天雷不可躲避,否则一击不中,二击只会威力更大,直到击中为止。
青紫色的天雷带着令人心神巨震的气势劈上了曦禾的结界,电光火石一瞬间击碎了结界,发出巨大轰鸣,浓烟滚滚。
在幼娘全力相护之下,曦禾仍觉一阵心悸,看了眼清时,便见他也捂着胸口,微微蹙眉。
“主人!”
曦禾摸了摸幼娘的头发,以作安抚,“我无事。”
待浓烟缓缓消散之后,逐溪面容漆黑、头发爆炸地出现在几人面前,他甫一张嘴,便有一阵浓烟逸出,一口白牙分外显眼。
幼娘笑得在地上打滚,“天道有灵,这便是你冒犯祖神的下场!”
“吓死我了,曦禾。”操着一口声音又低又哑的大烟嗓,逐溪呆呆地转动眼球,半晌才将视线转到了曦禾身上,“我还以为,这是我冒犯你的下场。”
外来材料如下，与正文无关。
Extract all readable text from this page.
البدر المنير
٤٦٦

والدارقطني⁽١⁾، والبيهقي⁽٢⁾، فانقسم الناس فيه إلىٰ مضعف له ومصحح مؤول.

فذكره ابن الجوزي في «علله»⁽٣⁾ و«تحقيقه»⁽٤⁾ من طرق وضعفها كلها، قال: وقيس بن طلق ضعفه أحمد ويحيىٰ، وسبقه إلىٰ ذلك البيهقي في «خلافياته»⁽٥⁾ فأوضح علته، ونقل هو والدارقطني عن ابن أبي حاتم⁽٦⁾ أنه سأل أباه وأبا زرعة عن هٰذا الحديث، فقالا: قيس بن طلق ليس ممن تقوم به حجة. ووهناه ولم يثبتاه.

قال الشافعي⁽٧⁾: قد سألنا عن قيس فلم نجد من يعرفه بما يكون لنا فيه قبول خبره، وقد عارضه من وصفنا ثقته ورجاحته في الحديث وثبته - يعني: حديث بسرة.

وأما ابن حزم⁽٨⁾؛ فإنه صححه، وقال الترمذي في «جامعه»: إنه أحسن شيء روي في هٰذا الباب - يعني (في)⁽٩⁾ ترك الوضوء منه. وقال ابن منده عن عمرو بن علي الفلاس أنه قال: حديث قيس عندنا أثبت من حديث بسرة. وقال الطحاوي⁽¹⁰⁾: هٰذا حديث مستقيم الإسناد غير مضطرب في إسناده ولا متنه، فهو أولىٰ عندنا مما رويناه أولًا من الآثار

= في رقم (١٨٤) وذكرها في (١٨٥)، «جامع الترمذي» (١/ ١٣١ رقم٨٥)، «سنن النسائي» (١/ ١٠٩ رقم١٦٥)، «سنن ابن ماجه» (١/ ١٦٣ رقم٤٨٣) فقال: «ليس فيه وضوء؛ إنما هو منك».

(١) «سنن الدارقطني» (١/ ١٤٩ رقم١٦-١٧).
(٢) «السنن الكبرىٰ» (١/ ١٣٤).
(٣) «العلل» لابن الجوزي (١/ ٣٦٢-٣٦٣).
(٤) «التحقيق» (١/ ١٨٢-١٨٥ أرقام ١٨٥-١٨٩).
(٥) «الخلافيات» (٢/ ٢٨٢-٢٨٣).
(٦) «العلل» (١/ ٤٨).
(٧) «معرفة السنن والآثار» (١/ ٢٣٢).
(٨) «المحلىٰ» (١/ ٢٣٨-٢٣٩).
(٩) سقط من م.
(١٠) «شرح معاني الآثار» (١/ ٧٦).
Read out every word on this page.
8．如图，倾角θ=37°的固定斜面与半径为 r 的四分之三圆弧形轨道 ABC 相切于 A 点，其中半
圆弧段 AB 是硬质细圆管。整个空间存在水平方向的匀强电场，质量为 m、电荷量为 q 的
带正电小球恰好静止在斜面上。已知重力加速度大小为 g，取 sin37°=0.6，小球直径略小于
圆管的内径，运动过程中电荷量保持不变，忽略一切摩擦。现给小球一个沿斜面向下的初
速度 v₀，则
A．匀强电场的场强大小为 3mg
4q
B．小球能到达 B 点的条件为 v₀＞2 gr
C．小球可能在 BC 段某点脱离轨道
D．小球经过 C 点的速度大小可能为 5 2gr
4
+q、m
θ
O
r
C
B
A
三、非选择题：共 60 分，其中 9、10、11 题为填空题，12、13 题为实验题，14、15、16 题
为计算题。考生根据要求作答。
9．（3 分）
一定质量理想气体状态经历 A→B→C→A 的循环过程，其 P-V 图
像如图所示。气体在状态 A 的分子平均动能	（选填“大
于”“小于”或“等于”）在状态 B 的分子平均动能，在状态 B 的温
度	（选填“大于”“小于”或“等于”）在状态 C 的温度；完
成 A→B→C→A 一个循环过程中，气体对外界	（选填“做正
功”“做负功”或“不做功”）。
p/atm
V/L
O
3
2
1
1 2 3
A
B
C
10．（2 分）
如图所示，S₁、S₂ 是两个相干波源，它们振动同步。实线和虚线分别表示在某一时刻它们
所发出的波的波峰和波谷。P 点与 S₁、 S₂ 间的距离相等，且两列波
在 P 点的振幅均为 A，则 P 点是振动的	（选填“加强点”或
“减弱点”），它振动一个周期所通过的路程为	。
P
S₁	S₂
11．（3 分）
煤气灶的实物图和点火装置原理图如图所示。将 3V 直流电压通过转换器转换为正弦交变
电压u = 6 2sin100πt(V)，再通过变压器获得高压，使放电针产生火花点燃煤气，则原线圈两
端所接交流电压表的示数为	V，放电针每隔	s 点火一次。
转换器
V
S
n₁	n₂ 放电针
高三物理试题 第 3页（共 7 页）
“就这下场,凭着你这些年冒犯我的次数,你还能喘着气和我说话?”
曦禾又笑着骂了他几句,幼娘在一旁看好戏,场面滑稽又欢乐。
只有清时,看向曦禾的视线多了几分探究。
幼娘化身一片雪花栖身玉荆扇上,曦禾又将清时变作馥萝花挂在耳环上,与逐溪一同上了山,路上所遇弟子的视线大多被形容滑稽的逐溪吸引了过去。
他强颜欢笑,一边对着向他们行礼的师弟师妹颔首,一边压低声音对曦禾道,“我算看出来了,你拉着我一起走上山就是在借机羞辱我。”
曦禾忍住笑,故作高深,“你懂什么,这叫声东击西、掩人耳目。”
“我脑子抽风才信你的鬼话……可怜我一世英名,经此一遭,再也不会有小师妹红着脸看我了。”逐溪面容凄切,欲哭无泪。
“谁说的!”曦禾十分不赞同地摇头,“你看看咱们这一路上碰见的师妹们,哪个不是红着脸看你的。”
逐溪内心狂吐一口老血,“……憋红也算红?!”
“单押都算押,憋红怎么不算红?”
“……”
一路畅行,曦禾回到落日峰的第一件事就是去看她家老母鸡给她下了多少蛋。